The stock market’s unrelenting march higher has changed how investors see this bull market, according to Credit Suisse.

As the S&P 500 rose, investors positioned themselves to profit from new highs by demanding more call options, which are instruments that give them right to buy stocks at an agreed price.

In a note on Monday, Mandy Xu, the chief equity derivatives strategist at Credit Suisse, spotlights the S&P 500’s skew, a measure that tracks option prices betting on a decline relative to those betting on a rise.

Short-term skew fell in the final months of 2017, implying traders were demanding a higher volume of options that would benefit from higher stock prices. This wasn’t unexpected, since the market was rising in just the right mix of conditions: Volatility as measured by the Cboe’s index was at historic lows, the GOP was set to pass the most comprehensive corporate-tax reform in decades, and economies around the world were in growth mode.

“However, longer-dated skew had stayed fairly elevated – until now,” Xu said.

“Over the past two weeks, SPX 6M skew has fallen from the 82nd percentile high to now the 55th percentile. The decline in longer-dated skew suggests a more fundamental shift in outlook, rather than just bullish tactical positioning.”

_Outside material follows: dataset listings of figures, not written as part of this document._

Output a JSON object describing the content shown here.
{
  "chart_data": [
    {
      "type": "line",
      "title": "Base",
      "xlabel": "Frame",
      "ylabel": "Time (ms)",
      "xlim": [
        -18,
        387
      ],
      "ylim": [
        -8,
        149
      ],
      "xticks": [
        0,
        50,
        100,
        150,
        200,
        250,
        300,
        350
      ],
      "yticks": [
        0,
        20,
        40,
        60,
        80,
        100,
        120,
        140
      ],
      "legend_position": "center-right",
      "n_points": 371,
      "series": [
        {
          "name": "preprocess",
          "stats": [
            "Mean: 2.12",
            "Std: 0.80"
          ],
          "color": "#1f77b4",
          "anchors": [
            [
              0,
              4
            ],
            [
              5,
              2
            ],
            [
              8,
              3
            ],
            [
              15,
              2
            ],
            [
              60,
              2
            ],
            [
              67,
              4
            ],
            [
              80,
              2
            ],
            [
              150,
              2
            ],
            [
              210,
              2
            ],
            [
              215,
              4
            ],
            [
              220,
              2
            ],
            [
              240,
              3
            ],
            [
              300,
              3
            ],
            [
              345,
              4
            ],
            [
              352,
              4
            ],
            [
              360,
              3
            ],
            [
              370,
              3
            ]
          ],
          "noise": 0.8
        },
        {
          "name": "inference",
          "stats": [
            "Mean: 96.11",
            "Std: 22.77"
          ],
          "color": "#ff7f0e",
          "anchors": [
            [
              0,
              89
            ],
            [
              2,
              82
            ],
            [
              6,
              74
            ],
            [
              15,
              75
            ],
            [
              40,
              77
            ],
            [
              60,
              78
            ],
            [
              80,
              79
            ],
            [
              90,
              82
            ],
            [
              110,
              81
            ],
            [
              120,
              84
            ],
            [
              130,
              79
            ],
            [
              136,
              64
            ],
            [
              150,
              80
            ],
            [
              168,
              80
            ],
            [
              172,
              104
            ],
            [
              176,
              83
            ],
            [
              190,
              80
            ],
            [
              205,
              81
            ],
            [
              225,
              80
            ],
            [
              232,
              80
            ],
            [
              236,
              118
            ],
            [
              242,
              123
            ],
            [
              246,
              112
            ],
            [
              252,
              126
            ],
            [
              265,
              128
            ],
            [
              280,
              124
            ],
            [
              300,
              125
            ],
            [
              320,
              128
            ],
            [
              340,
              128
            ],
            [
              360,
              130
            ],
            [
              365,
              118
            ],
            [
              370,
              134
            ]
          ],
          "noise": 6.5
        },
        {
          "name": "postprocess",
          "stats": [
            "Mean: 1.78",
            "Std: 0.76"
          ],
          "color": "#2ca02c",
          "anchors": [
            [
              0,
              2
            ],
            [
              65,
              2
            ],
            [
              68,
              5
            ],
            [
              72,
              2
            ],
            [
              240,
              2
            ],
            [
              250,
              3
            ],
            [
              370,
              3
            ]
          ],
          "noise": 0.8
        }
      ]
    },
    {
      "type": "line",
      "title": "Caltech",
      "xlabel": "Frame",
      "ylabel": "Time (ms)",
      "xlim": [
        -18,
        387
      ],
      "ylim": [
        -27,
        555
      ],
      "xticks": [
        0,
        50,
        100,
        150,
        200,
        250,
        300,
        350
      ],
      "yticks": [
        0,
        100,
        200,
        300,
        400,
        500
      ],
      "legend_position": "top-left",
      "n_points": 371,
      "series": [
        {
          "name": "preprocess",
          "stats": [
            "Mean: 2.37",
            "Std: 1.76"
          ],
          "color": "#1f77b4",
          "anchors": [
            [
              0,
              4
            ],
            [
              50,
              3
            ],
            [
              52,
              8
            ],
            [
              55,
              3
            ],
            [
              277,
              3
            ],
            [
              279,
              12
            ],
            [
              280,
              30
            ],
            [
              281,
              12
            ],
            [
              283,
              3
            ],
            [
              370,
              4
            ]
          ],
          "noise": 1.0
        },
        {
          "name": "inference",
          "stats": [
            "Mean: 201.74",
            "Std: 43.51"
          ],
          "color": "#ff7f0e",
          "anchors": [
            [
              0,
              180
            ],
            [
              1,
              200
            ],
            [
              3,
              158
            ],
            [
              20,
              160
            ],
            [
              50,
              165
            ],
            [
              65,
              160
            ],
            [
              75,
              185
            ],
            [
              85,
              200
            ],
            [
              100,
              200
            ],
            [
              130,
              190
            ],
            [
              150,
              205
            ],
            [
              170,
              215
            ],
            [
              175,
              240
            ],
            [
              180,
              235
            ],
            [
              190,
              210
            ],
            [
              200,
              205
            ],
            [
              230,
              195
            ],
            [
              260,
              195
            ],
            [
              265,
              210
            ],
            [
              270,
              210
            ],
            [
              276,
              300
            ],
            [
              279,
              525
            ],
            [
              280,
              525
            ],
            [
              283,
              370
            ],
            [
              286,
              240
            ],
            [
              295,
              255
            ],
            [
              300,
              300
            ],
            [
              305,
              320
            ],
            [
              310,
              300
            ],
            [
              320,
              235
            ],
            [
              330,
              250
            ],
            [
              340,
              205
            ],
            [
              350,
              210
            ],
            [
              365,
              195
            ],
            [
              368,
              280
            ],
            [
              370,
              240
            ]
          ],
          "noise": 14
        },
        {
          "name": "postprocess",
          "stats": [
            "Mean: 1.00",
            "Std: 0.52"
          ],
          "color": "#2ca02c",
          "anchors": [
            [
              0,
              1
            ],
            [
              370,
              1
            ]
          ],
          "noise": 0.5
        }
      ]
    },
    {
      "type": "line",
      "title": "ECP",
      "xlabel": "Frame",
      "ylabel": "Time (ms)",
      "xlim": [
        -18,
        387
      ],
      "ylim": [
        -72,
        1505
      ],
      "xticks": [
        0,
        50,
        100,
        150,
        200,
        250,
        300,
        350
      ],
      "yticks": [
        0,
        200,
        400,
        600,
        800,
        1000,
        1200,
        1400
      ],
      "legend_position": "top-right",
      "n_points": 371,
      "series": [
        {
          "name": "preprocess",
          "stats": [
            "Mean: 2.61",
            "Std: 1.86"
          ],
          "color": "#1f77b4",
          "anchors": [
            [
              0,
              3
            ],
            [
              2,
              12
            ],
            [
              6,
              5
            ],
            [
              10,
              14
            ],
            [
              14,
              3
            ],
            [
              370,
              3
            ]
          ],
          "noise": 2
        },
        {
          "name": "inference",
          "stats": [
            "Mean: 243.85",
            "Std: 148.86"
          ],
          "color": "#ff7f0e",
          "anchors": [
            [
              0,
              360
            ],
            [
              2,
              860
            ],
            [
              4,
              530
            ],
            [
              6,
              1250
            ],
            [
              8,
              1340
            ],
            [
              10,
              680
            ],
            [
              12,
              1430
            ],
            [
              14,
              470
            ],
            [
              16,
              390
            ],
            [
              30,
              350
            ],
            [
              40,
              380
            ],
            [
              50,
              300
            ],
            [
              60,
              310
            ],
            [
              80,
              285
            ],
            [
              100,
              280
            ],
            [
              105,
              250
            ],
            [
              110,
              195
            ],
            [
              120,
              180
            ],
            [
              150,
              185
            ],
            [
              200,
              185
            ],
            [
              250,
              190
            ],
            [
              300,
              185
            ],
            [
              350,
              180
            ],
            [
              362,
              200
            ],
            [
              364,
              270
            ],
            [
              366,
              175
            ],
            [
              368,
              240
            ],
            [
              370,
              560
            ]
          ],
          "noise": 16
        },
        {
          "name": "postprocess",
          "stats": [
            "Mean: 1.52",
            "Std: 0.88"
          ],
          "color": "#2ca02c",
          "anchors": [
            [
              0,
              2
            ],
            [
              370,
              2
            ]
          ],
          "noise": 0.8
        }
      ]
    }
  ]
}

That is, traders appear to be betting that stocks could keep going up well into 2018.

1 9 18 long term skew COTDCredit Suisse

Morgan Stanley’s equity analysts recently declared we’re in the full-blown “euphoria” stage of this bull market. And it’s not hard to find proof of this claim.

The S&P 500 is the most ‘overbought‘ in at least 22 years, according to its relative-strength index, which measures the size and speed of its price movements.

Across sectors, analysts are betting that the market’s biggest driver — earnings growth — will be the most impressive in several years. The analysts who forecast company earnings have made the smallest cuts to their fourth-quarter estimates since 2010, according to FactSet.

The American Association of Individual Investors found last week that only 15.6% of those it polled were bearish, a three-year low, and down from 34% a month ago.

The list goes on. And so, it’s no surprise, as Credit Suisse suggests, that it’s getting lonelier to be a bear in this market.